Tuttavia, ritengo necessario spendere qualche parola su questa produzione, che considero una “rivelazione” del 2006. Infatti, alcuni brani sono divenuti dei veri “tormentoni” in alcuni locali romani già prima dell’estate.
Maikel Blanco non è certamente un novellino, suona le “pailas”, la batteria e il “teclado” e può contare su una solida preparazione. Maikel studia percussioni presso la Scuola di Musica Gerardo Guance per arrivare al Conservatorio Amadeo Roldan, che abbandonerà prima di terminare gli studi. Comincia a suonare in diverse formazioni fin da giovanissimo. Qualche anno fa, esce il suo disco “Ya llegaron los cubanos” con il suo precedente gruppo “Suprema Ley, contenente due tracce molto carine: El veterano e Tu Experiencia. Un buon disco, a mio avviso, ma che non raggiunge il successo sperato. Prima di esordire con Salsamayor, Maikel incide afro-cuban jazz con Habana Express.
Oggi, con Recoge y Vete, Maikel Blanco con i suoi Salsamayor realizza un disco veramente interessante. Una formazione di tutto rispetto, con un Arnaldo Jimenez (ex Revé) al basso, Boris Luna (Van Van) al “teclado”. La voce è della “rivelazione” Lazarito Maya, nei cori figurano addirittura Coco Freeman e Ciso Guanche. Undici splendide tracce per un disco trascinante e coinvolgente, nonostante alcune sonorità ci riportino alla mente brani di “Manoliniana” e “Pupesca” memoria.
Mi riferisco in particolare ai temi “Recoge y vete” e “ Lo bello por dentro” (ho ascoltato anche una notevole versione cantata da Luis Frank “El Macry”) che tuttavia conservano un proprio valore e considero tra i pezzi “portanti” dell’intero CD. Molto suggestivo il pezzo “Cimarrón” e splendida anche l’unica canzone non scritta da Maikel: “Quitandome lo malo” di Pablo Milanés.

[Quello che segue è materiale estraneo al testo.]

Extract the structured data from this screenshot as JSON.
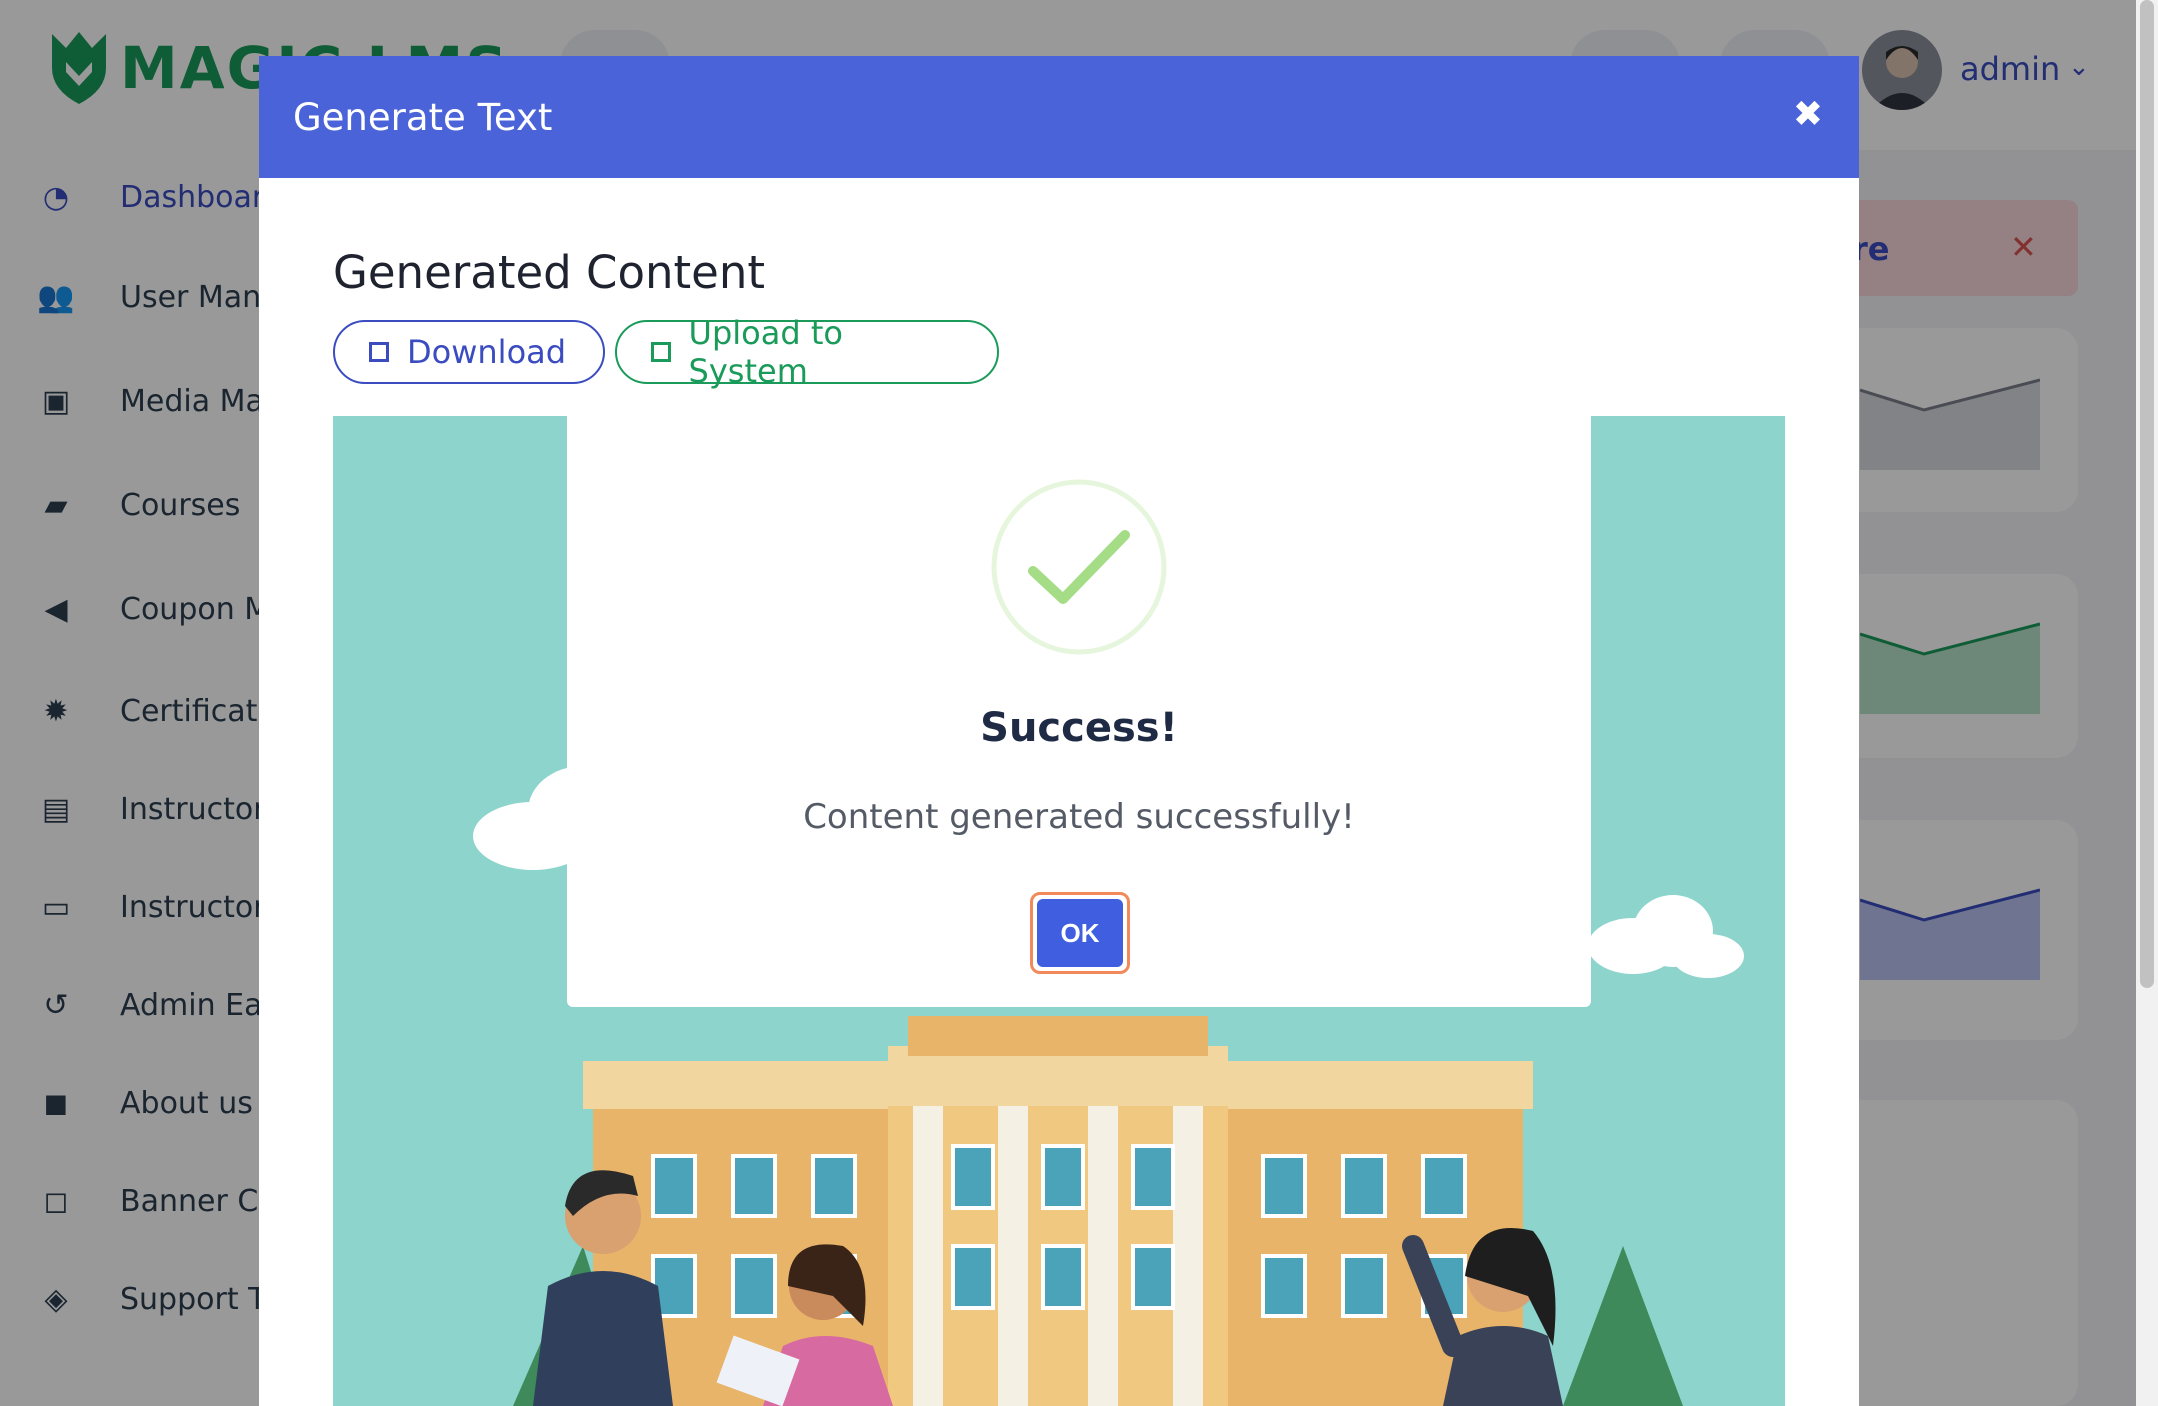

Ho avuto modo di apprezzare Salsamayor dal vivo, lo scorso anno presso la “Casa della Musica” di Miramar alla Habana. Il gruppo apriva un concerto di Manolito Simonet y su Trabuco con alcuni pezzi tratti dal precedente disco di Maikel. Una esibizione notevole, che lasciava presagire il successo della nuova formazione … ma sicuramente non l’ottimo livello raggiunto con “Recoge y Vete”.